The deal should deliver 5 billion euros a year of synergies, Commerzbank said.
A further strand to the deal sees the insurer buying Commerzbank's fund management business Cominvest.
The sale will give Commerzbank a badly needed leg-up in its home market, which is dominated by state not-for-profit lenders, and allow Allianz to end an unhappy marriage that unsuccessfully tried to match investment bankers with insurance salesmen.
Architects of Allianz's 24 billion euro Dresdner takeover seven years ago had hoped to sell bank accounts to Allianz customers as well as products such as car insurance at bank branches.

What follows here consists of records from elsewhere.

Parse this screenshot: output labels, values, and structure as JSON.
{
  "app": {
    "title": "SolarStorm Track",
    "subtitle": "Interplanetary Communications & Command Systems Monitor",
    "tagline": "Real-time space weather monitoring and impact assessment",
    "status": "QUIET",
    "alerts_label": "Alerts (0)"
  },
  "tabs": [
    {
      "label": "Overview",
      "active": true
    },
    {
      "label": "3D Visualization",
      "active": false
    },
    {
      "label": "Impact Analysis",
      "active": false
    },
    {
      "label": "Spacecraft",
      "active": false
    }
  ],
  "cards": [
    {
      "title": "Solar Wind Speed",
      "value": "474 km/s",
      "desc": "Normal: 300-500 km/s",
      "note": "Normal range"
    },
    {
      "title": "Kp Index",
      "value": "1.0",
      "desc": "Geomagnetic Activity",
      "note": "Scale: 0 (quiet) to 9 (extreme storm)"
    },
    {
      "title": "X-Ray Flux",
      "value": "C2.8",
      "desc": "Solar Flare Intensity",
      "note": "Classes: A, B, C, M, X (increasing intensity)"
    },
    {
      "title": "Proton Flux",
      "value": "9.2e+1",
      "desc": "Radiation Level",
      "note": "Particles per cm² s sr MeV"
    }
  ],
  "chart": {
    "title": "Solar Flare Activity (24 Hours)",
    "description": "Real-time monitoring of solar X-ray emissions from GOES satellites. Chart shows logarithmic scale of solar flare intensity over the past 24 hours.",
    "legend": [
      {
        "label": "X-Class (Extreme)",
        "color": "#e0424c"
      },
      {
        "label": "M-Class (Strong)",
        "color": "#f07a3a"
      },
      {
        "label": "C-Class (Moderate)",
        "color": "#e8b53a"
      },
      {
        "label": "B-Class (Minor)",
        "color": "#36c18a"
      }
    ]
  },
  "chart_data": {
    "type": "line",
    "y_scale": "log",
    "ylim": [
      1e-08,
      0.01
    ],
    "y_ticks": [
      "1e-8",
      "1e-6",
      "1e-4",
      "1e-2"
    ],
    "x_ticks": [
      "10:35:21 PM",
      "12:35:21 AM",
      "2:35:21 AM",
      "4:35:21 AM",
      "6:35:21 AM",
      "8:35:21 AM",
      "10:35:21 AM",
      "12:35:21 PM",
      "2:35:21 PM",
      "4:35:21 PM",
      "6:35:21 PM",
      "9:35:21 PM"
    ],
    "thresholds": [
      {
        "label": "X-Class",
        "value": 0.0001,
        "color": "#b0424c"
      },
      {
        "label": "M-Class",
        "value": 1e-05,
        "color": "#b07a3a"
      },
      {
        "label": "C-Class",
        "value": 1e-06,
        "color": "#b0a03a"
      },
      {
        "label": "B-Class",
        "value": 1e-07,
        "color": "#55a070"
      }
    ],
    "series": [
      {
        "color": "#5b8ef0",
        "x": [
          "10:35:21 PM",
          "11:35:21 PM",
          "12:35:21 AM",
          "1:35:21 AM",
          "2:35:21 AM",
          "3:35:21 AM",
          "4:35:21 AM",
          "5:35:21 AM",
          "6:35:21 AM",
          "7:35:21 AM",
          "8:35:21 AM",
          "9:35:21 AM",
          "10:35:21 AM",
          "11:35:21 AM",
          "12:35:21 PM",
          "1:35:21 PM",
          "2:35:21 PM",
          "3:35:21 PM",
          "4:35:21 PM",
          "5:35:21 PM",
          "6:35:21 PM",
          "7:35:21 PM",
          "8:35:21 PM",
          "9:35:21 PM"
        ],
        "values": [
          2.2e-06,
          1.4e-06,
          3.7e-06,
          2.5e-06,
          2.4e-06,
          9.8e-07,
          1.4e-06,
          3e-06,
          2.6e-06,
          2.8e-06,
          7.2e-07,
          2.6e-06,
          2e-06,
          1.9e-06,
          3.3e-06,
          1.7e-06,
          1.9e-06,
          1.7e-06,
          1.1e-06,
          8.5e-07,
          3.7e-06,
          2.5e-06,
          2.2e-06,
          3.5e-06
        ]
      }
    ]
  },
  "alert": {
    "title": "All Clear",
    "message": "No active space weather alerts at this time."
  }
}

Instead, investor tempers rose as Dresdner racked up billions in losses.
In June last year, Reuters reported that Allianz had begun to consider its options for Dresdner. The resulting jump in the insurer's share price reflected the degree of investor frustration with the botched takeover.
But finding a buyer has not been easy, mostly because of Dresdner's laggard investment bank -- a business, said one insider, which Allianz had never intended to keep.
"It was clear from the start to Allianz that they did not want to keep the investment bank," this person said. "But when the time was right to sell it -- at the top of the investment banking boom in late 2006 -- they fell asleep at the wheel."
BEEF UP
The sale will beef up Commerzbank. Despite being one of the country's biggest lenders, it is still a lightweight by European standards, with a market value of about 13 billion euros -- less than half that of Frankfurt neighbour Deutsche Bank.
China Development Bank had also been interested in Dresdner but was sidelined in the face of opposition in both countries' capitals to a deal.